Make Your Employees Aware Of Various Threats.
Do you know that 90% of cyber incidents are related to human error **? Good security equipment is essential, but you must make your team aware of cybersecurity to optimize your security. Humans play a crucial role in cyber defense strategy. Through negligence or ignorance, one of your employees may click on a malicious link from a phishing email and install malware on your network.
Or, he can respond to an email impersonating a person in the company, a manager or a partner and transmit confidential data (bank details, customer list, etc.). Therefore, your company needs to implement a cybersecurity learning and awareness strategy. This way, your employees can recognize possible cyberattack methods, report them and adopt the correct behavior.
Schedule Regular Backups Of Your Data
Your business has fundamental data. In addition to an antivirus and a firewall, it is necessary to have a backup solution to protect them. The goal is to periodically make a copy of the data on one or more other media. In the event of a breakdown or cyberattack, a backup will allow the company’s data to be quickly restored. We recommend the 3-2-1 rule : 3 copies of your data; stored on two different media, including one off-site copy. We also advise you to make regular backups to ensure a minimum loss.
Control Your Network
Before monitoring your network, it is necessary to know what to watch. To protect it optimally, you must list everything that composes it, whether computers, security cameras, smartphones, printers, etc. All the devices present on your network constitute a risk.
Once your hardware has been accurately mapped, you should appoint a responsible employee to monitor network activity and report suspicious or dangerous behavior. Network monitoring has every interest to be continuous so as not to miss any intrusion or other security problems.

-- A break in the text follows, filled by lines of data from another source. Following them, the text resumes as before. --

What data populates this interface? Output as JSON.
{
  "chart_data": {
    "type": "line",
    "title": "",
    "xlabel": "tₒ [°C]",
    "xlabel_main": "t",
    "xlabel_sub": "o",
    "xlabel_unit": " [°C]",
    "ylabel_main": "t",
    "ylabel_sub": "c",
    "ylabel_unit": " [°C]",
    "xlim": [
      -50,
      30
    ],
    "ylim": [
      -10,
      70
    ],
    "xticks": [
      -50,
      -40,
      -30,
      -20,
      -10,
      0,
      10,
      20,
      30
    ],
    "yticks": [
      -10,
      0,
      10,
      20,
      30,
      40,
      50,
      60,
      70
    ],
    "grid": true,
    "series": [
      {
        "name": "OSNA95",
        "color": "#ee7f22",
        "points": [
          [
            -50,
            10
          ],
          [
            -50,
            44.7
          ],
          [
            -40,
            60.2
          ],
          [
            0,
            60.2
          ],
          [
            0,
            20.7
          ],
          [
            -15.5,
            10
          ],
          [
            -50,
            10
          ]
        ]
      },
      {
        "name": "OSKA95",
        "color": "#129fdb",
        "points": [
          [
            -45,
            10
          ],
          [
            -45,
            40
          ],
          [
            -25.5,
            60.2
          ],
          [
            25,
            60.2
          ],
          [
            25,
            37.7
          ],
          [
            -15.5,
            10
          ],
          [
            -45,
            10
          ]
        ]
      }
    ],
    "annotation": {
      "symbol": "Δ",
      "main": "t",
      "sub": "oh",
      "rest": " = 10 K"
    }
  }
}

Anticipate The Cyberattack
It is essential to remember that, despite using preventive cybersecurity equipment, a company can never be 100% protected. She may be the victim of a sophisticated computer attack from a new hacking technique. Therefore, preparing yourself to deal with it is in your best interest. Two essential processes will allow you to survive or limit the impact of an attack or hardware failure, technical failure or other incidents that could alter the company’s operation: the PCA and the PRA.
- The Business Continuity Plan (BCP) is the set of measures that guarantee the continuity of your company’s IT services and systems in case of a breakdown or incident. It is a plan that will help better manage the situation during the crisis.
- The Disaster Recovery Plan (DRP) is the set of measures ensuring the resumption of activity of your computer system in the event of an incident within a given time frame.